The Cubs are the only team in baseball prohibited from playing Friday night home games, by city ordinance.

This rule, part of the original night-game rules passed when the Wrigley Field lights were installed in 1988, has become outdated and anachronistic. The reason given for this back then was to protect local restaurant owners, who felt their business might be hurt by all the people crowding into the area for Cubs games on Friday, a big restaurant night.

That made little sense then and none now. I have written about this prohibition many, many times over the past four years, so many that I had to create this StoryStream to keep track of all of them. (This story has been added to that StoryStream, the ninth article on this topic since July 2017.)

With no fans at games in 2020, the Cubs were permitted to play on Friday nights at Wrigley last year (and Saturday nights, too). It worked well for the team. Of the 33 home games at Wrigley in the abbreviated 60-game season last year, 22 were played at night. The Cubs had a 19-14 record at home in 2020, 14-8 at night, 5-6 in day games.

This year, so far, small sample size: 3-2 in home night games, 3-3 in home day games.

Now, the Chicago Tribune reports that Ald. Tom Tunney (44th) and the city of Chicago are going to permit at least one Friday night game in 2021:

Wrigleyville Ald. Tom Tunney has agreed to support a one-time exception to the prohibition on Wrigley Field Friday night games in the crowded neighborhood. According to the ordinance, the change is so the Cubs won’t have to play an early afternoon game immediately following a night game in New York against the hated Mets.

“The Chicago Cubs are playing a game at 6:10 p.m. in New York, NY on June 17, 2021, and must return to Chicago to play the Miami Marlins, at a 1:20 p.m. game at Wrigley Field on June 18, 2021, giving the team little time for rest and preparation,” Tunney’s ordinance, which was introduced to the City Council Wednesday, reads in part.

“Rescheduling the game from the afternoon to the evening would give the Chicago Cubs almost six more hours of rest, and thus they would be a team better prepared to win,” it says.

This is precisely what I’ve been arguing for, for years: Allow the Cubs to play Friday night home games when they have a night game in another city the previous day.
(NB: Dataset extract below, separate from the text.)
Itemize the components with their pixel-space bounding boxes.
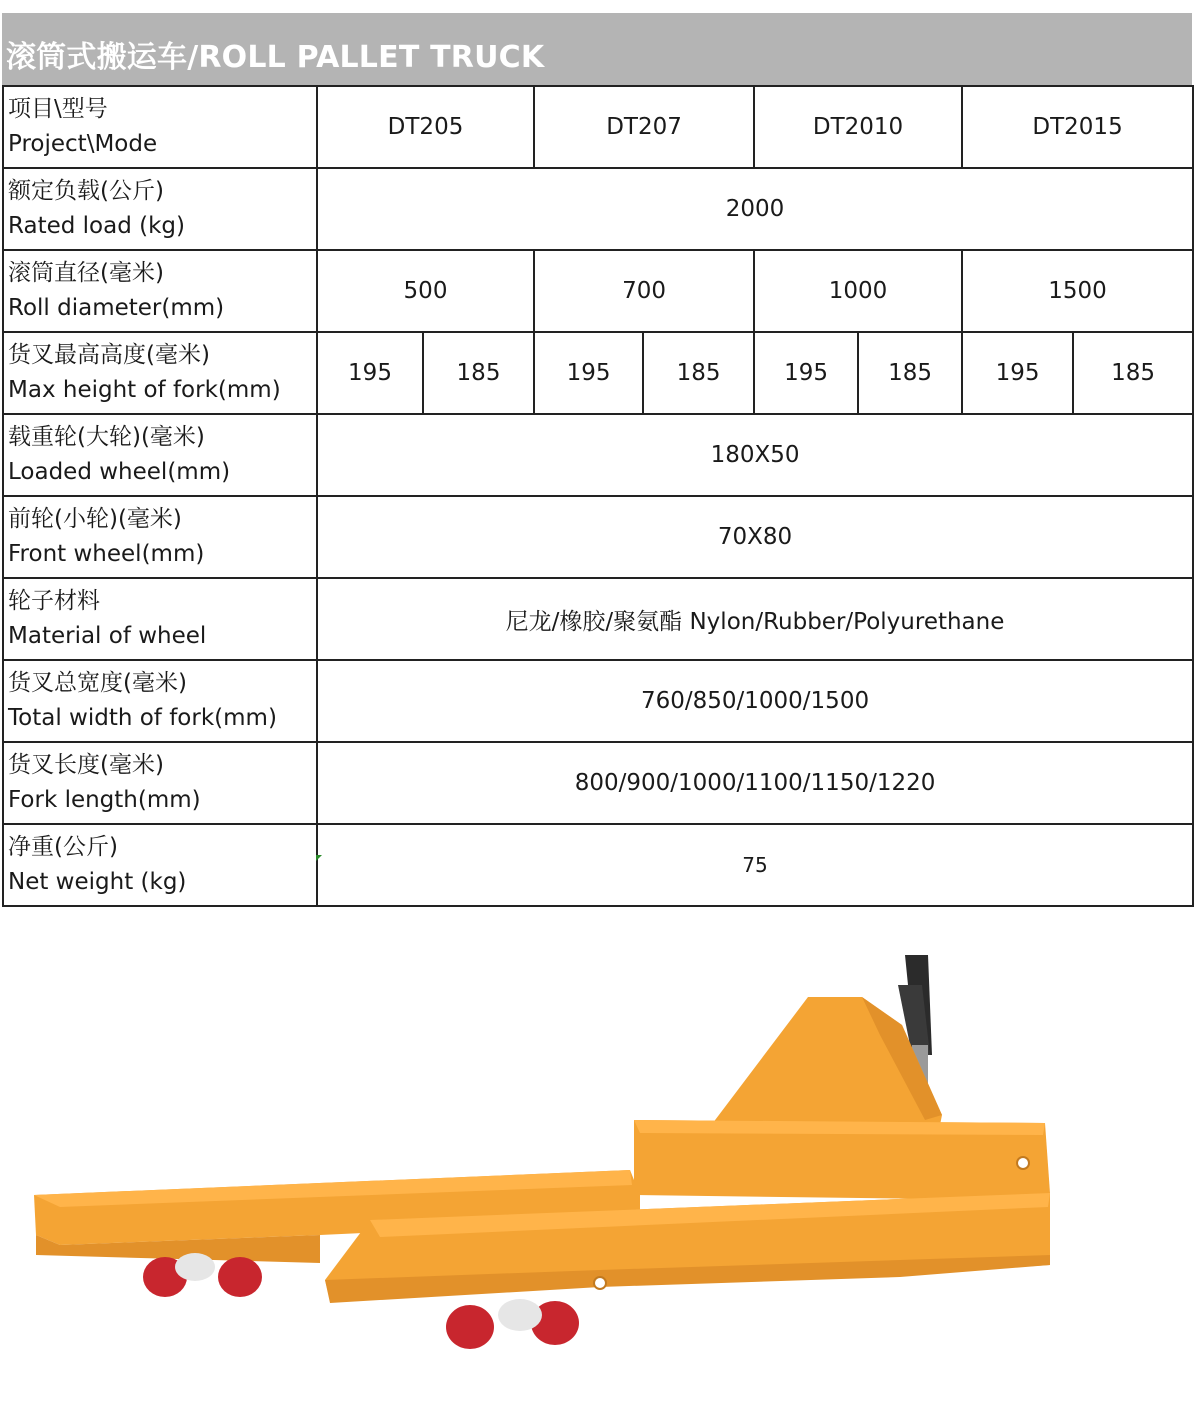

This situation will come up one more time this year, when the Cubs have a night game in St. Louis Thursday, July 22 and a scheduled home game against the Diamondbacks Friday, July 23.

This ordinance has not yet passed, though with Tunney’s backing it certainly will, and the Cubs will send out an announcement at that time about a game-time change for June 18. I urge Tunney to add the July date to his ordinance, and in fact, he should extend this ordinance by allowing the Cubs to do this any time the schedule calls for this sort of thing. It only happens two or three times a year; certainly, the neighborhood could handle that many Friday night Cubs games every year.

But even beyond that, this is 2021, the Cubs have had lights and night games at Wrigley Field for more than three decades and generally without incident. The cap and restrictions on night games should be removed for good, so the Cubs can compete on equal footing with the other 29 MLB teams, who generally schedule about 50-55 night games a year. The Cubs are limited to 34 (plus any asked for by the national networks Fox and ESPN). This is especially true since Friday night concerts are permitted at Wrigley Field, including one scheduled for Friday, August 27 featuring Lady Gaga. If a concert crowd can come to Wrigleyville on a Friday night, why not a baseball crowd?

While I’m here talking about night games, I’d like to note that the 6:40 p.m. CT starts so far this season get a big thumbs-up from me. That’s especially true given the length of the last two (3:32 and 3:27). This year, that’s the night game starting time in April, May and September, a total of 15 earlier night-game starts. I’d love to see this extended to all night games beginning in 2022.